Pengacara Rizieq Sebut Ungkapan Habib Zein Keliru

Nasional | wartaekonomi | Published at Minggu, 26 Desember 2021 - 19:21
Pengacara Rizieq Sebut Ungkapan Habib Zein Keliru

Pengacara Rizieq Shihab, Aziz Yanuar menilai ungkapan Habib Zein Assegaf terkait harta kekayaan klientnya dan Bahar bin Smith yang menjual agama keliru.

Menurutnya, Habib Rizieq dan Habib Bahar merupakan pedagang jiwa dan raga bukan berdagang agama seperti yang diungkapkan Habib Zein.p

Aziz mengatakan hal yang seharusnya menjadi perhatian adalah ulama ataupun tokoh agama yang menjilat kepada pengusaha.

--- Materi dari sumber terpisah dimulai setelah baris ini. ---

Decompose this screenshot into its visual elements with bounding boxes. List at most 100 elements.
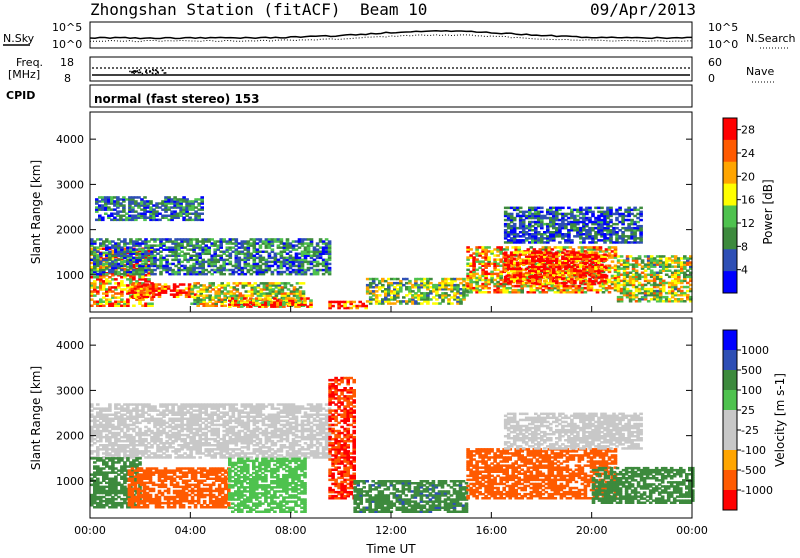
- station-title: Zhongshan Station (fitACF): [90, 0, 340, 19]
- heatmap-cell: [525, 237, 529, 240]
- heatmap-cell: [105, 244, 109, 247]
- date-label: 09/Apr/2013: [590, 0, 696, 19]
- heatmap-cell: [200, 219, 204, 222]
- heatmap-cell: [375, 290, 379, 293]
- heatmap-cell: [487, 287, 491, 290]
- heatmap-cell: [364, 305, 368, 308]
- heatmap-cell: [134, 291, 138, 294]
- heatmap-cell: [309, 299, 313, 302]
- colorbar-swatch: [723, 206, 737, 228]
- heatmap-cell: [192, 255, 196, 258]
- freq-panel: Freq. [MHz] 18 8 60 0 Nave: [8, 56, 775, 85]
- heatmap-cell: [105, 259, 109, 262]
- heatmap-cell: [644, 263, 648, 266]
- heatmap-cell: [104, 213, 108, 216]
- heatmap-cell: [194, 210, 198, 213]
- heatmap-cell: [105, 298, 109, 301]
- heatmap-cell: [313, 265, 317, 268]
- heatmap-cell: [193, 282, 197, 285]
- heatmap-cell: [435, 284, 439, 287]
- heatmap-cell: [328, 240, 332, 243]
- heatmap-cell: [229, 261, 233, 264]
- heatmap-cell: [644, 284, 648, 287]
- heatmap-cell: [286, 238, 290, 241]
- colorbar-tick-label: 4: [741, 264, 748, 277]
- heatmap-cell: [496, 269, 500, 272]
- heatmap-cell: [525, 215, 529, 218]
- freq-dot: [162, 69, 164, 71]
- heatmap-cell: [283, 242, 287, 245]
- heatmap-cell: [435, 302, 439, 305]
- heatmap-cell: [572, 248, 576, 251]
- heatmap-cell: [594, 251, 598, 254]
- heatmap-cell: [313, 246, 317, 249]
- heatmap-cell: [108, 403, 112, 406]
- heatmap-cell: [584, 246, 588, 249]
- heatmap-cell: [132, 269, 136, 272]
- heatmap-cell: [614, 275, 618, 278]
- heatmap-cell: [134, 215, 138, 218]
- heatmap-cell: [555, 223, 559, 226]
- heatmap-cell: [487, 246, 491, 249]
- nsearch-tick-bottom: 10^0: [708, 38, 738, 51]
- heatmap-cell: [227, 282, 231, 285]
- heatmap-cell: [302, 282, 306, 285]
- heatmap-cell: [192, 259, 196, 262]
- heatmap-cell: [487, 256, 491, 259]
- heatmap-cell: [555, 251, 559, 254]
- heatmap-cell: [585, 266, 589, 269]
- heatmap-cell: [405, 300, 409, 303]
- heatmap-cell: [615, 217, 619, 220]
- heatmap-cell: [165, 259, 169, 262]
- freq-dot: [138, 72, 140, 74]
- heatmap-cell: [164, 283, 168, 286]
- heatmap-cell: [352, 301, 356, 304]
- heatmap-cell: [285, 297, 289, 300]
- heatmap-cell: [222, 251, 226, 254]
- heatmap-cell: [674, 255, 678, 258]
- heatmap-cell: [555, 207, 559, 210]
- freq-dot: [136, 71, 138, 73]
- heatmap-cell: [284, 292, 288, 295]
- heatmap-cell: [505, 246, 509, 249]
- heatmap-cell: [105, 273, 109, 276]
- heatmap-cell: [258, 297, 262, 300]
- heatmap-cell: [331, 305, 335, 308]
- freq-dot: [146, 69, 148, 71]
- heatmap-cell: [375, 278, 379, 281]
- heatmap-cell: [182, 283, 186, 286]
- freq-dot: [155, 73, 157, 75]
- heatmap-cell: [253, 238, 257, 241]
- heatmap-cell: [134, 285, 138, 288]
- heatmap-cell: [143, 196, 147, 199]
- heatmap-cell: [162, 238, 166, 241]
- heatmap-cell: [496, 263, 500, 266]
- nave-tick-bottom: 0: [708, 72, 715, 85]
- heatmap-cell: [114, 278, 118, 281]
- heatmap-cell: [254, 286, 258, 289]
- heatmap-cell: [585, 229, 589, 232]
- heatmap-cell: [234, 297, 238, 300]
- heatmap-cell: [554, 246, 558, 249]
- heatmap-cell: [192, 244, 196, 247]
- heatmap-cell: [603, 266, 607, 269]
- heatmap-cell: [90, 403, 94, 406]
- heatmap-cell: [310, 238, 314, 241]
- heatmap-cell: [222, 238, 226, 241]
- heatmap-cell: [222, 273, 226, 276]
- heatmap-cell: [105, 278, 109, 281]
- heatmap-cell: [450, 302, 454, 305]
- heatmap-cell: [525, 251, 529, 254]
- heatmap-cell: [284, 282, 288, 285]
- power-colorbar-swatches: [723, 118, 737, 294]
- power-colorbar-label: Power [dB]: [761, 179, 775, 244]
- freq-dot: [139, 69, 141, 71]
- heatmap-cell: [554, 291, 558, 294]
- heatmap-cell: [609, 219, 613, 222]
- heatmap-cell: [525, 272, 529, 275]
- heatmap-cell: [525, 260, 529, 263]
- heatmap-cell: [105, 414, 109, 417]
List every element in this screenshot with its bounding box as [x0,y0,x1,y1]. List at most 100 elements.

"Kalau ada ulama dan tokoh agama yangmenjilat penguasa,itu namanya diduga pelacur agama," ujarnya.

Seperti diketahui, sebelumnya Habib Zein mengatakan harta kekayaan Rizieq Shihab dan Bahar bin Smith didapatkan dari hasil menjual agama untuk kepentingan politik kalangan tertentu, mereka kata dia bekerja untuk saling menguntungkan.

Kalau saya melihat, Rizieq dan Bahar ini pedagang agama. Ada saling menguntungkanlah. Ada bonusnya, berarti ada bohirnya-lah, ada majikannya sehingga bisa menerima keuntungan. ujar Habib Zein ketika berbincang dengan Rudi S Kamri dikutip Jumat (24/12/2021).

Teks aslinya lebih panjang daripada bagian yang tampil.